Now that’s all well and good, but how do we know which weights to apply to which connections? Simple, we iterate through the model n thousand times with a set of training data, each time shifting our neuron-neuron weights so that the model’s output is closer to the expected outputs. These weights can then be used to classify new datasets.
Pipeline In Summary
We can code this core functionality as follows:
- Begin with a training set of inputs ([1,0,0], [1,0,1], etc.) and their known outputs ([0],[1], etc.).
- Assign initial (and at first random) weights to all neuron-neuron connections. Make this a matrix of dimensions (number of neurons in layer n) * (number of neurons in layer n+1).
- Run the training dataset through the network and compare the output to the known truth.
- Calculate the distance from our network’s output to the expected output (ie. the error).
- Feed this error (times our confidence regarding the output, more on this later) back into the weights to nudge them towards accuracy.
- Repeat this weight correction for, say, 10,000 iterations.
- Use our (as accurate as they can be for now) weights on new test datasets for categorisation.
Example Script
Most tutorials exploring basic neural networks will feature a script or two for the creation of specific sizes of neural networks (I’ve recreated a couple of them on my github. I’ve also created a base class for the creation of neural networks of any size (ie. any number of layers and neurons). You can also find that script on my github.
To run the code simply:
- Import the NeuralNetwork module.
- Create an instance of the NeuralNetwork class, specifying size, number of eons, seed etc.
- Train the model, either on the included training dataset or your own inputs.
- Test the model, giving a test dataset input (the learned weights are automatically stored after training, but can also be returned).
import NeuralNetwork as NN
n = NN.NeuralNetwork(size=[3,1], eons=10000)
n.train(trainingInputs=np.array([[0,0,1],[0,1,1],[1,0,1],[1,1,1]]), trainingOutput=np.array([[0,0,1,1]]).T))
n.test([1,0,0])
0.9999370428352157
Here our output is 0.9999, suggesting very high confidence for an input of [1,0,0] corresponding to the 1 classification.
Opportunities For Expansion
We’ve only touched on the bare minimums of neural networks, so here are a couple features which we could also include:
- Drop-out: As with any other machine learning technique, neural networks can suffer from overfitting (high accuracy on training data, but low accuracy for test data).
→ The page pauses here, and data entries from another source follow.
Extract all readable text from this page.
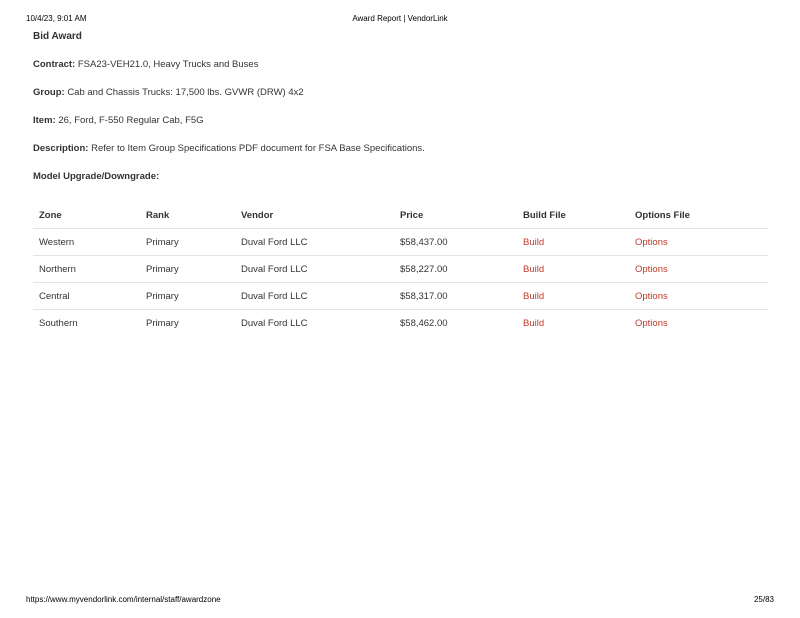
10/4/23, 9:01 AM	Award Report | VendorLink
Bid Award
Contract: FSA23-VEH21.0, Heavy Trucks and Buses
Group: Cab and Chassis Trucks: 17,500 lbs. GVWR (DRW) 4x2
Item: 26, Ford, F-550 Regular Cab, F5G
Description: Refer to Item Group Specifications PDF document for FSA Base Specifications.
Model Upgrade/Downgrade:
Zone	Rank	Vendor	Price	Build File	Options File
Western	Primary	Duval Ford LLC	$58,437.00	Build	Options
Northern	Primary	Duval Ford LLC	$58,227.00	Build	Options
Central	Primary	Duval Ford LLC	$58,317.00	Build	Options
Southern	Primary	Duval Ford LLC	$58,462.00	Build	Options
https://www.myvendorlink.com/internal/staff/awardzone	25/83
To counter this, random neurons could be removed (dropped out).
- Softmax: For networks with multiple outputs, a softmax layer after the output layer will ensure that all outputs sum to 1.0. This allows our final values to be interpreted as probabilities, and is particularly useful if utilising the ReLu activation function (rather than the sigmoid function used here).
- More complex interaction structures and neuron types (ie. memory gates etc.). Here’s a quick glimpse.
- Key Elements To Consider
- Sigmoid function
- Given an input value, (ie. the product of signals into a node/neuron and their weights), normalise to a 0 to 1 scale. Where 0 is no firing, and 1 is firing. You can also think of it as the probability of a neuron firing. Crucially, the sigmoid function is not the only option here (others include the hyperbolic tangent and rectified linear unit (ReLu) but I’ll save those for later).
- Sigmoid derivation
- Given the output of a sigmoid conversion, find the gradient at that position. This is used to weight the trained weights such that neuron outputs close to 0 or 1 (ie. those with more confidence) experience smaller corrections than those with less certainty (ie. 0.5). This is an example of gradient descent.